Personal information
- Full name: Mark James Kearney
- Date of birth: 12 June 1962 (age 64)
- Place of birth: Ormskirk, England
- Height: 5 ft 10 in (1.78 m)
- Positions: Winger; full-back;

Senior career*
- Years: Team / Apps / (Gls)
- 1981–1983: Everton / 0 / (0)
- 1983–1991: Mansfield Town / 250 / (29)
- 1991–1994: Bury / 113 / (5)
- 1994–1997: Telford United / 109 / (4)

= Mark Kearney (footballer) =

English footballer

Mark James Kearney (born 12 June 1962) is an English retired footballer who played in The Football League for Mansfield Town and Bury.

Kearney was born in Ormskirk, Lancashire, and began his career at Everton. However, he never played in a competitive fixture for Everton, and joined Mansfield on a free transfer in March 1983. He made his debut for the Stags on 19 March 1983 against Colchester United. He was a versatile player who could play on the left wing, as left-back or in midfield. He also became Mansfield's penalty-taker when John Dungworth left the club in 1984.
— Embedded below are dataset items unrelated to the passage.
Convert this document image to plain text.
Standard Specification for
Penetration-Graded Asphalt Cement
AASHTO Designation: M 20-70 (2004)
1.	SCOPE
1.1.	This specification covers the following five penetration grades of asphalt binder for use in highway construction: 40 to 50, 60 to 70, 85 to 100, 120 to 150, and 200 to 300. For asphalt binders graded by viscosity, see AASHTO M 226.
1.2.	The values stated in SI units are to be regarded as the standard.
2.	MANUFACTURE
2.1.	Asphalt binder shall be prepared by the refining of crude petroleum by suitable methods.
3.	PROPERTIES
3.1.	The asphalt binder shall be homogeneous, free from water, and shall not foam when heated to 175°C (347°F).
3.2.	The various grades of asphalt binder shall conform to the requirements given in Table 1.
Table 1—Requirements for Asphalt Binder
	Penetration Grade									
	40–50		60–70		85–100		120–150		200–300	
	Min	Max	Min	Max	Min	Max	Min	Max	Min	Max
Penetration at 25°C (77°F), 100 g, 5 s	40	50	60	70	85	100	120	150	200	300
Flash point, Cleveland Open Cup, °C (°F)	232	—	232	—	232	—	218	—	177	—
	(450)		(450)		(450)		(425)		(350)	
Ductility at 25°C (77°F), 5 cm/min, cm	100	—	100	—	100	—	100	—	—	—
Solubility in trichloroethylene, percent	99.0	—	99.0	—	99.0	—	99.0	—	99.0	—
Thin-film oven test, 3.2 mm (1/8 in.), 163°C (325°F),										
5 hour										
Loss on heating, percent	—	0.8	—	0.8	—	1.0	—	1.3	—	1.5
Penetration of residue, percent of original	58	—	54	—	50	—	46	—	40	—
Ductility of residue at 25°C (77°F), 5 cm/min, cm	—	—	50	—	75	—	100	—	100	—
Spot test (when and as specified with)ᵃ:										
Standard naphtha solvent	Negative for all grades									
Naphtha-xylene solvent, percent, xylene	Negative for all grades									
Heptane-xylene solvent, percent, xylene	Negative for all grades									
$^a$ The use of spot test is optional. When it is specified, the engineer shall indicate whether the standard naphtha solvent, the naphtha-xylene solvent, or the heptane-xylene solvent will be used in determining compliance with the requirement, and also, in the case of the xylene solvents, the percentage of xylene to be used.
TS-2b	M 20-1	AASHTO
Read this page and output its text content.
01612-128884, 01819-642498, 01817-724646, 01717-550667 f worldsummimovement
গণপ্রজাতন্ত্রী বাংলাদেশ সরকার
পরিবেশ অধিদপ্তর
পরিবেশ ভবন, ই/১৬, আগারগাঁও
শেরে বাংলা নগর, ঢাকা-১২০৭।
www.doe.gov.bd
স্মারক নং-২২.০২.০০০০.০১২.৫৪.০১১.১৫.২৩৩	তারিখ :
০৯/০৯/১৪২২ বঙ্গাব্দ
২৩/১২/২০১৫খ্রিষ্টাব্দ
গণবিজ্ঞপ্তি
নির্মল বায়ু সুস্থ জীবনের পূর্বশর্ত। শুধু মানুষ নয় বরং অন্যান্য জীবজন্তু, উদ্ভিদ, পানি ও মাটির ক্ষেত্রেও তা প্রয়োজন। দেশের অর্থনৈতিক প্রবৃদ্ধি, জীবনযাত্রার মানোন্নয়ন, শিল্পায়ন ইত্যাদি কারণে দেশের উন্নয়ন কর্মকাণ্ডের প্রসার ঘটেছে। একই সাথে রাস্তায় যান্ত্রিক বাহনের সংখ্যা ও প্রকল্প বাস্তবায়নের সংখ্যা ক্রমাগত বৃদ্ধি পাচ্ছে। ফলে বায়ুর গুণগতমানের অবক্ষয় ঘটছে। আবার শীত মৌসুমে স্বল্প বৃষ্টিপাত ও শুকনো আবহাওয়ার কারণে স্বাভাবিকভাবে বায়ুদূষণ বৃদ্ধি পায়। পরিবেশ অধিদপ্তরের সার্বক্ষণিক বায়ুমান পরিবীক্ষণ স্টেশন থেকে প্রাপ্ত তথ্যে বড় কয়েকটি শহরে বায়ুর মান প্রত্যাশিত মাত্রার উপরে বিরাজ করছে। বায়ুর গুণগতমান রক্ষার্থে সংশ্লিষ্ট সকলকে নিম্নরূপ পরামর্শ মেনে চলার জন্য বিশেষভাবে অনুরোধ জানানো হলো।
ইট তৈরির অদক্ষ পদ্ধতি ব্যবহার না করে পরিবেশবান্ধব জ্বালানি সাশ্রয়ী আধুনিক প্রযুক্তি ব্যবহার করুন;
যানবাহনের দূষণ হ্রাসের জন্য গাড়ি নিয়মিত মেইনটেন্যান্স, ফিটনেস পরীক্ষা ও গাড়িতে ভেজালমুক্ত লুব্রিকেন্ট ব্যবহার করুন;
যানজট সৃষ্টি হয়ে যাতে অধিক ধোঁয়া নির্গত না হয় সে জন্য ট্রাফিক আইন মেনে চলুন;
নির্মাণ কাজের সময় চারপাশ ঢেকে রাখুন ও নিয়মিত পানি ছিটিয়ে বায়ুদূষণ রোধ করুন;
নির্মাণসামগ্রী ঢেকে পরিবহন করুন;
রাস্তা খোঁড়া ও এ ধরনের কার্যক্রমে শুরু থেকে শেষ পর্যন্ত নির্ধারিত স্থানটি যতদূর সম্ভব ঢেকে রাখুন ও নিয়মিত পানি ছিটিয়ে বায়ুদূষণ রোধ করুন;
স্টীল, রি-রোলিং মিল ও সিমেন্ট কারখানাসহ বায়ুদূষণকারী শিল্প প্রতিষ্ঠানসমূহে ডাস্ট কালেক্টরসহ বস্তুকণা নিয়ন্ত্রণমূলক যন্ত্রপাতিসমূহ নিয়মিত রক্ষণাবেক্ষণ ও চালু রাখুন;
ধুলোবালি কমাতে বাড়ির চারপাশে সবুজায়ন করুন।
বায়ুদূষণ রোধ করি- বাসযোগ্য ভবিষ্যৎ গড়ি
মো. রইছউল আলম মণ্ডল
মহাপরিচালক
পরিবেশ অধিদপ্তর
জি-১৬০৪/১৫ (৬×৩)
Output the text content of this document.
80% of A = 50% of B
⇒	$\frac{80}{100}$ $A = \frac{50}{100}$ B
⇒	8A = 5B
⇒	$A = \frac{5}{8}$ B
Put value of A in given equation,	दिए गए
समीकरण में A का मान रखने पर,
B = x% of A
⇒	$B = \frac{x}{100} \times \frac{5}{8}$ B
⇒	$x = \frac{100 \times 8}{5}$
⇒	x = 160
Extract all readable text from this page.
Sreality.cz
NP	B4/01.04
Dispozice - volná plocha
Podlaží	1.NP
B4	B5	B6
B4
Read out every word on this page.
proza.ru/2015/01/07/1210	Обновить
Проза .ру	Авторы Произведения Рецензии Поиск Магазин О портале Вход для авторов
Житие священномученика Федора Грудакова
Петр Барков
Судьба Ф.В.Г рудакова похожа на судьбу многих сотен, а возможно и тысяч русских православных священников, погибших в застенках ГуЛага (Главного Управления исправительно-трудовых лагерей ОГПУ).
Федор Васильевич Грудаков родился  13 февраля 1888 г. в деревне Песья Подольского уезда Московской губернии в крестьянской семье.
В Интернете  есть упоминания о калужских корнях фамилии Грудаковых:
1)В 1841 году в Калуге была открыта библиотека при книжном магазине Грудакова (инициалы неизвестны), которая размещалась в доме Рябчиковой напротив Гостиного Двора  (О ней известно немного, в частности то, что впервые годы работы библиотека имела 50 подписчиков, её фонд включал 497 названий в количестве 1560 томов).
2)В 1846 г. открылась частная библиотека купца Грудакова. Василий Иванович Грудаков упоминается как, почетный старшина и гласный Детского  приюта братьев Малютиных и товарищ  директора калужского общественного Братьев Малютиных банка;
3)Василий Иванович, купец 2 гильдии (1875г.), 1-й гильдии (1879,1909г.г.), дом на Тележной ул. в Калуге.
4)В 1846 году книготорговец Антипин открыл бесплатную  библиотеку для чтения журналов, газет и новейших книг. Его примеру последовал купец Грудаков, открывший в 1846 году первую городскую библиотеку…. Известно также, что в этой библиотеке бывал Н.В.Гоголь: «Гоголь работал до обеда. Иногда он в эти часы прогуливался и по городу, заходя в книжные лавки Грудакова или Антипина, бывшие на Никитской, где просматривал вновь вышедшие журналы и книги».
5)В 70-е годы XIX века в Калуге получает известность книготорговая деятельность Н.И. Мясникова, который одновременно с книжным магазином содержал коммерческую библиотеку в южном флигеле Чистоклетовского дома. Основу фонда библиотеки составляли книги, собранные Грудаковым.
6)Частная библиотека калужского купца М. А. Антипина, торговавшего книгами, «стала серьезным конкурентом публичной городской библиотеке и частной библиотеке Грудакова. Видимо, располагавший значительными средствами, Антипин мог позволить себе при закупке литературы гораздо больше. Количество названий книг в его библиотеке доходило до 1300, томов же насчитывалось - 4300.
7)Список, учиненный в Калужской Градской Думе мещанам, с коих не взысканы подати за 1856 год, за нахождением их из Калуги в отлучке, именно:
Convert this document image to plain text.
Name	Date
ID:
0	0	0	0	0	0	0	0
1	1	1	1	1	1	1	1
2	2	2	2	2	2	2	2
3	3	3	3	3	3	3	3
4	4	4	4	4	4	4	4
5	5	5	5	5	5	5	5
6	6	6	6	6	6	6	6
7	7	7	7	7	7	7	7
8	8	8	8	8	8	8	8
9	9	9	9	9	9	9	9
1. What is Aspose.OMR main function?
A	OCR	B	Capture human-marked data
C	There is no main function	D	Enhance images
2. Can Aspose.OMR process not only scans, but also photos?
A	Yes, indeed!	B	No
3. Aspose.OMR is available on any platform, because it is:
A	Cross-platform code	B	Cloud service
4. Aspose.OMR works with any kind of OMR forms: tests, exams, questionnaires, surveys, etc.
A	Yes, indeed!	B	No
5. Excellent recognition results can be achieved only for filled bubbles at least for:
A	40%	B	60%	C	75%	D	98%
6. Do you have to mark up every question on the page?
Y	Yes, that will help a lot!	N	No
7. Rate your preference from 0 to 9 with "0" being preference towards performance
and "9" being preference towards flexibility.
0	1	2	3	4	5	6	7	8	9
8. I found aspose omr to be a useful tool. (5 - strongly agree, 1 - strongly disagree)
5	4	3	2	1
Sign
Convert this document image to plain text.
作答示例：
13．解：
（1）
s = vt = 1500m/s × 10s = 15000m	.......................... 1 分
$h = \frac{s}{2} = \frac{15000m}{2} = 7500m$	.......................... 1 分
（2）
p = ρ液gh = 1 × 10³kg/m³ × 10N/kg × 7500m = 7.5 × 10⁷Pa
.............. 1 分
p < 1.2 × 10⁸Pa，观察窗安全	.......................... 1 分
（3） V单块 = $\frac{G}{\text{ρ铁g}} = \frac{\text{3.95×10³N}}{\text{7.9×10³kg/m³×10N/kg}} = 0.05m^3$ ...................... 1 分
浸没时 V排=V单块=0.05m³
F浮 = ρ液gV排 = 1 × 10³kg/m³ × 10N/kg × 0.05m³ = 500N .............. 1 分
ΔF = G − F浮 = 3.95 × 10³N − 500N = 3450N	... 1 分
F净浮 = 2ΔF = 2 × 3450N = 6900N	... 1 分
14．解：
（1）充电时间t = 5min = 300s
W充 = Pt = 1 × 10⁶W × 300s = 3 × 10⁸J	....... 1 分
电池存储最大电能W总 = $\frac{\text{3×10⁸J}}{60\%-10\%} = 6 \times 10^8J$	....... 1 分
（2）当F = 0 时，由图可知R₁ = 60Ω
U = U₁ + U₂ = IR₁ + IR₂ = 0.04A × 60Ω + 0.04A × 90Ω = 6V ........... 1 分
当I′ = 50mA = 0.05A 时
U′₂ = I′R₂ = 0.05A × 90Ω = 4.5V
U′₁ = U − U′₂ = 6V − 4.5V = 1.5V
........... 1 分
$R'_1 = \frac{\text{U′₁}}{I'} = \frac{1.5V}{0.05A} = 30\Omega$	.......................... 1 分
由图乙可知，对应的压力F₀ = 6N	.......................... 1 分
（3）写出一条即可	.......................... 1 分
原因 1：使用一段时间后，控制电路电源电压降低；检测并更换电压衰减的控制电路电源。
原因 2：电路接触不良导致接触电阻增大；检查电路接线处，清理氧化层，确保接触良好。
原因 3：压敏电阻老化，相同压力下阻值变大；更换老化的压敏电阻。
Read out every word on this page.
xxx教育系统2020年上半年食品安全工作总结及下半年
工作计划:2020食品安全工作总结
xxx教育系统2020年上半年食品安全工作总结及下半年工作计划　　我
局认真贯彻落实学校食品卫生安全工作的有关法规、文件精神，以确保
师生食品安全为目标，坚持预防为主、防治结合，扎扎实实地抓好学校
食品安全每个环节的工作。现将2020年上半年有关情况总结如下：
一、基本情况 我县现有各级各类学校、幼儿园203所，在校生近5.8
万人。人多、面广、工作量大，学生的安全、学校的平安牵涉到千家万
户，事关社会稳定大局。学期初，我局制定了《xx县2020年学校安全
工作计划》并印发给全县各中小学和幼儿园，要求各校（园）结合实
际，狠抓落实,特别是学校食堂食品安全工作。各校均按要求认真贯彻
He was a member of the Mansfield side that was promoted from Division Four in 1986, and he was also a member of the side that won the Freight Rover Trophy at Wembley in 1987. As the club's regular penalty-taker, Kearney scored the first goal in the penalty shootout, and also scored the winning goal from the penalty spot when Mansfield won against Middlesbrough in the quarter-final of the same competition.

In total, Kearney played 303 first-team games and scored 37 goals for Mansfield before leaving the club to join Bury in January 1991. He spent three years at Gigg Lane, playing just over a hundred games for the club before being released on a free transfer at the end of the 1993-94 season. He then joined non-league Telford United, who were managed by his former Mansfield teammate George Foster, as player-coach, spending three seasons at Telford before retiring from football in 1997.

Since his retirement from football, Kearney has had coaching jobs at Mansfield, Shrewsbury Town, Northampton Town and Derby County.